Come with me unto the mountains of myrrh, &c., mentioned Son_4:6,



from Lebanon, a known mountain in the north of Canaan, which is sometimes mentioned as a pleasant and glorious place, as Son_5:15 Isa_35:2 Hos_14:6, &c., in regard of its goodly cedars; and sometimes as a barren wilderness, as Isa_29:17, and seat of wild beasts, as 2Ki_14:9, &c. Which latter sense seems more agreeable, both to the opposition which is here tacitly made between this mountain and the mountain of myrrh, and to the quality of the other mountains here joined with Lebanon, and to the last clause of the verse. My spouse; this is the first time that Christ gives her this name, which he now doth, both to encourage and oblige her to go with him. Look to the place to which I invite thee to go, which from those high mountains thou mayst easily behold, the sight of which will certainly inflame thee with desire to go thither. He alludes to Moses’s beholding the Promised Land from Mount Pisgah.

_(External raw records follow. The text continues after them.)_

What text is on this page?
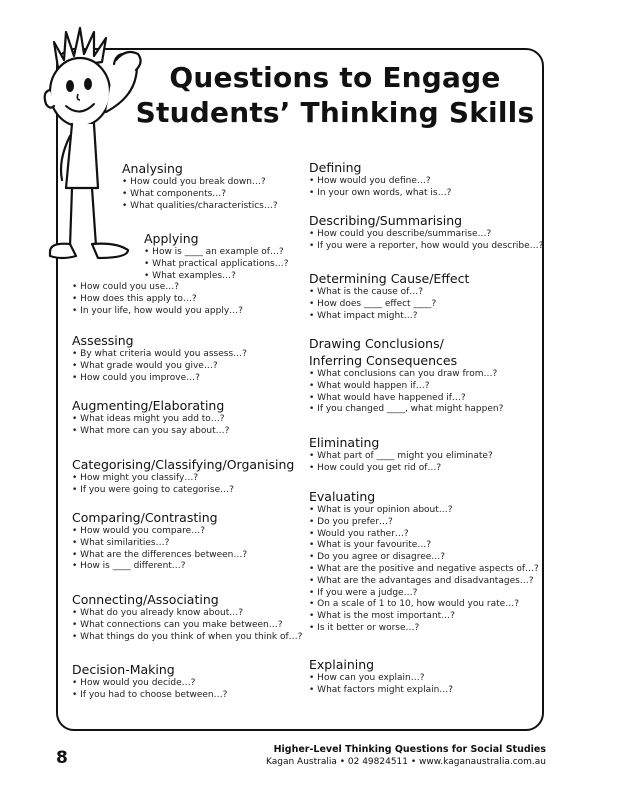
Questions to Engage
Students’ Thinking Skills
Analysing
• How could you break down…?
• What components…?
• What qualities/characteristics…?
Applying
• How is ____ an example of…?
• What practical applications…?
• What examples…?
• How could you use…?
• How does this apply to…?
• In your life, how would you apply…?
Assessing
• By what criteria would you assess…?
• What grade would you give…?
• How could you improve…?
Augmenting/Elaborating
• What ideas might you add to…?
• What more can you say about…?
Categorising/Classifying/Organising
• How might you classify…?
• If you were going to categorise…?
Comparing/Contrasting
• How would you compare…?
• What similarities…?
• What are the differences between…?
• How is ____ different…?
Connecting/Associating
• What do you already know about…?
• What connections can you make between…?
• What things do you think of when you think of…?
Decision-Making
• How would you decide…?
• If you had to choose between…?
Defining
• How would you define…?
• In your own words, what is…?
Describing/Summarising
• How could you describe/summarise…?
• If you were a reporter, how would you describe…?
Determining Cause/Effect
• What is the cause of…?
• How does ____ effect ____?
• What impact might…?
Drawing Conclusions/
Inferring Consequences
• What conclusions can you draw from…?
• What would happen if…?
• What would have happened if…?
• If you changed ____, what might happen?
Eliminating
• What part of ____ might you eliminate?
• How could you get rid of…?
Evaluating
• What is your opinion about…?
• Do you prefer…?
• Would you rather…?
• What is your favourite…?
• Do you agree or disagree…?
• What are the positive and negative aspects of…?
• What are the advantages and disadvantages…?
• If you were a judge…?
• On a scale of 1 to 10, how would you rate…?
• What is the most important…?
• Is it better or worse…?
Explaining
• How can you explain…?
• What factors might explain…?
8	Higher-Level Thinking Questions for Social Studies
Kagan Australia • 02 49824511 • www.kaganaustralia.com.au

Amana; not that Amana which divided Syria from Cilicia, which was too remote from these parts, but another of that name, not far from Lebanon.



Shenir and



Hermon may be the names of two tops of the same mountain, as Horeb and Sinai seem to have been. Or, Shenir or (the copulative and being put disjunctively for or, as it is in many places, which have been observed before)



Hermon, for this mountain is called both Shenir and Hermon, Deu_3:9, and the latter name, Hermon, may be added to the former, as being better known to the Israelites.



From the lions’ dens, from the mountains of the leopards; from these or other such-like mountains, which are inhabited by lions and leopards; which seems to be added as an argument to move the spouse to go with him, because the places where now she was were not only barren, but also dangerous, as being the habitations of tyrants and persecutors, and wild or savage people, who are oft described by the names of wild beasts, whose natures they have, and whose practices they imitate.